BROOKE GLADSTONE: Meanwhile, though, you have a lot of people who are still being ripped off in transactions for virtual goods.
EDWARD CASTRONOVA: Mmm [AFFIRMATIVE].
BROOKE GLADSTONE: In the gaming world there's a trend towards lawlessness, land prospecting, get-rich-quick schemes. Basically it seems to be the virtual version of the Wild West.
EDWARD CASTRONOVA: I agree with that. That's, that’s my favorite metaphor for what's happening. This is a frontier town. There are hucksters. There are evangelists. There are scholars. There are, you know, guys who just dig imposing law and order. And the whole debate about human society and how we should live together is alive and vibrant.
That's because in the virtual world there are actual items of value that are being negotiated. We're talking about access, we're talking about fun, we're talking about self-development, self-esteem, social connections, reputation. All that stuff is in play there. And since there is no government sitting over it right now, everybody feels like they have a right to have a voice and boy, do they use it.
BROOKE GLADSTONE: Who should govern this world when it becomes less and less separate from the real one?
EDWARD CASTRONOVA: Well, we have laws on the book that create fantasies right now. They're called corporations.
BROOKE GLADSTONE: [LAUGHS]
EDWARD CASTRONOVA: The law treats them as people but they're fictional people. It serves a social purpose to create these fantasy human beings under certain rights and responsibilities. So I think there would have to be an international agreement on the legal status of fantasy worlds. And what I would advocate is a law not of incorporation but interration; in other words, the creation of new land, terra nova, where the idea is we will create fantasy spaces.
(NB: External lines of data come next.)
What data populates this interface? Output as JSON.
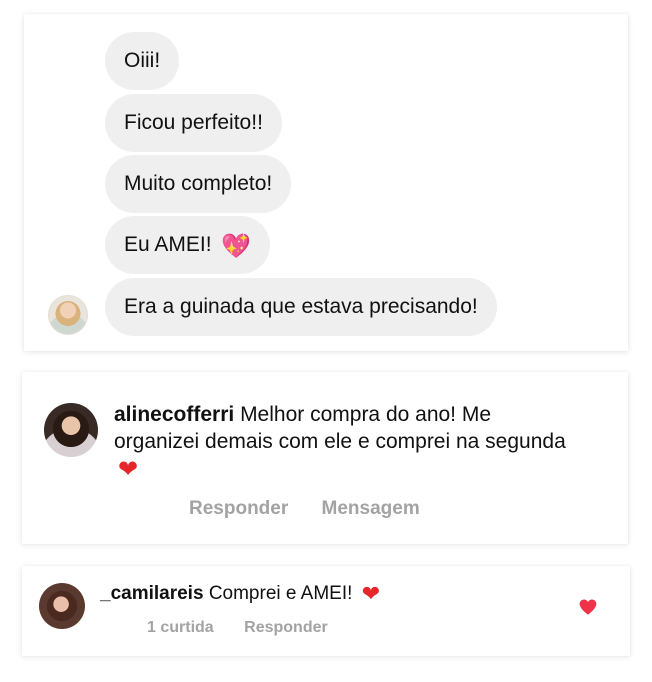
{
  "chat": {
    "messages": [
      "Oiii!",
      "Ficou perfeito!!",
      "Muito completo!",
      "Eu AMEI!",
      "Era a guinada que estava precisando!"
    ],
    "emoji_after_message_4": "💖"
  },
  "comments": [
    {
      "username": "alinecofferri",
      "text": "Melhor compra do ano! Me organizei demais com ele e comprei na segunda",
      "emoji": "❤",
      "actions": [
        "Responder",
        "Mensagem"
      ]
    },
    {
      "username": "_camilareis",
      "text": "Comprei e AMEI!",
      "emoji": "❤",
      "likes_label": "1 curtida",
      "reply_label": "Responder",
      "liked": true
    }
  ],
  "colors": {
    "bubble_bg": "#efefef",
    "action_text": "#a3a3a3",
    "heart_red": "#e5262b",
    "like_heart": "#f0324a"
  }
}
Anybody who creates them has certain responsibilities. So, for example, you can't allow people to launder money from terrorism and crime in these places. They have to be sealed off from the rest of the world. That's a responsibility. But in return, the right of the owner is to regulate it as if it's its own country.
BROOKE GLADSTONE: One last question then. What if the creator of that world decides, "I'm done," turns the switch and wipes out a population of millions thereby?
EDWARD CASTRONOVA: What that person would be doing would actually be destroying not only economic assets that could amount to hundreds of millions of dollars but more importantly a human society, a series of relationships that for some people are increasingly becoming their only society, in other words, their friendship network, their families of choice.
And I think the law is going to have to say, "Well, if you're running one of these things you have a responsibility. If you want to get out of this business, you've got to turn the asset over to the users." You know, turning off the server would be the equivalent of going to a small town where everyone knows everyone else and forcibly picking them all up and scattering them all over the earth. There's a real human emotional cost to that, and I don't think it should be left to happen that way.
BROOKE GLADSTONE: Edward, thank you very much.
EDWARD CASTRONOVA: Thanks.
BROOKE GLADSTONE: Edward Castronova is associate professor in the Department of Telecommunications at Indiana University. His new book, Synthetic Worlds: The Business and Culture of Online Games, hits bookstores this fall.